Take a look on this picture from Managed Extensibility Framework wiki page.

More complex Example

In this example we will have application which parses XML file (contains information about some developer). Then when we want to deploy our application to Clients we want that XML to pass some rules, but they could differ from Client to Client. To accomplish this we put rules into separate dll and will work with it as with plugin.

We have two assemblies:

  • MEF.DEMO which declares ISecurityRule and IDataRule.
  • MEF.Rules has implementation of those interfaces.

Like on picture below. I simply don’t want to bore you with explaining of Rules logic. If you want sources just ping me.

Our Programm class wants to load rules from other assembly so we put Imports.

        [Import]
        public ISecurityRule SecurityRule { get; set; }
        [ImportMany]
        public IDataRule[] DataRules { get; set; }
        public void Run()
        {
            Console.WriteLine(“Programm run.”);
            Compose();
            Console.WriteLine(“Composition completed.”);
            var document = XDocument.Load(“developer.xml”);
            Console.WriteLine(document.ToString());
            var passesValidation = SecurityRule.PassesValidation(document);
            Console.WriteLine(string.Format(“Rule {0}: {1}”, SecurityRule.GetType(), passesValidation));
            foreach (var d in DataRules)
            {
                var valid = d.IsValid(document);
                Console.WriteLine(string.Format(“Rule {0}: {1}”, d.GetType(), valid));
            }          
        }

As you noticed we are using ImportMany, name says for itself.
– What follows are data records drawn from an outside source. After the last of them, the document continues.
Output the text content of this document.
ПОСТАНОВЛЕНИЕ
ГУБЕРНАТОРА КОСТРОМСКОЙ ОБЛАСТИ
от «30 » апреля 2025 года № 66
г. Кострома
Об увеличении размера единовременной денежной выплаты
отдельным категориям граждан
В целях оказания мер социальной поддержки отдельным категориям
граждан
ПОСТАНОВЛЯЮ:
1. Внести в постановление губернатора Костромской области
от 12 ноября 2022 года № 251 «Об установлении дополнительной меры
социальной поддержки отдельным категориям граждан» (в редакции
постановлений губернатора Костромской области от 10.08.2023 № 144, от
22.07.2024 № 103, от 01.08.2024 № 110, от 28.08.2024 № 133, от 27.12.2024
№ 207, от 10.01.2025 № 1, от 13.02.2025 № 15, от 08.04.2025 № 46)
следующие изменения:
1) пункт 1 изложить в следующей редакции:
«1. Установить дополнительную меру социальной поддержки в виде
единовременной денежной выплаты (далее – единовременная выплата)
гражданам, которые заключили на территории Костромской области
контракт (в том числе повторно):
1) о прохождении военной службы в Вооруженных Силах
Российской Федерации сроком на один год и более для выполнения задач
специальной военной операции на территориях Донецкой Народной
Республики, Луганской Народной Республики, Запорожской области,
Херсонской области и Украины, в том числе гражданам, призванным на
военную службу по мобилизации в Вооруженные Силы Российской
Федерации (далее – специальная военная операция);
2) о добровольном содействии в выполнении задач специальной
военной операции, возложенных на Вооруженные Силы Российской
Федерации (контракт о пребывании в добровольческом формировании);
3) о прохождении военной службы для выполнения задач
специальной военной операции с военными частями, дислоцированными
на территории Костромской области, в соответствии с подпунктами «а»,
We need to change our Compose method to search for Exports in Directory where execution assembly is located. For that we use DirectoryCatalog.

        private void Compose()
        {
            var catalog = new DirectoryCatalog(Environment.CurrentDirectory);
            var container = new CompositionContainer(catalog);
            container.ComposeParts(this);
        }

Put those dlls in one folder, and run MEF.DEMO. You will get:

The goal of MEF is to seamlessly glue together classes which import services from other parts of the application, and some classes which export those services. You could say that MEF is like DI container. Yes it has a lot of it, but Managed Extensibility Framework is concentrated on composition. And that composition could be done at run time at any point of time you want that to happen. Also you could do re-composition whenever you want to do that. You could load capabilities with Lazy technical or add some metadata to your exports. Discovering of dependencies in Catalog could be done with Filtering.

Managed Extensibility Framework is great feature, that Microsoft added to .NET 4.0 Framework.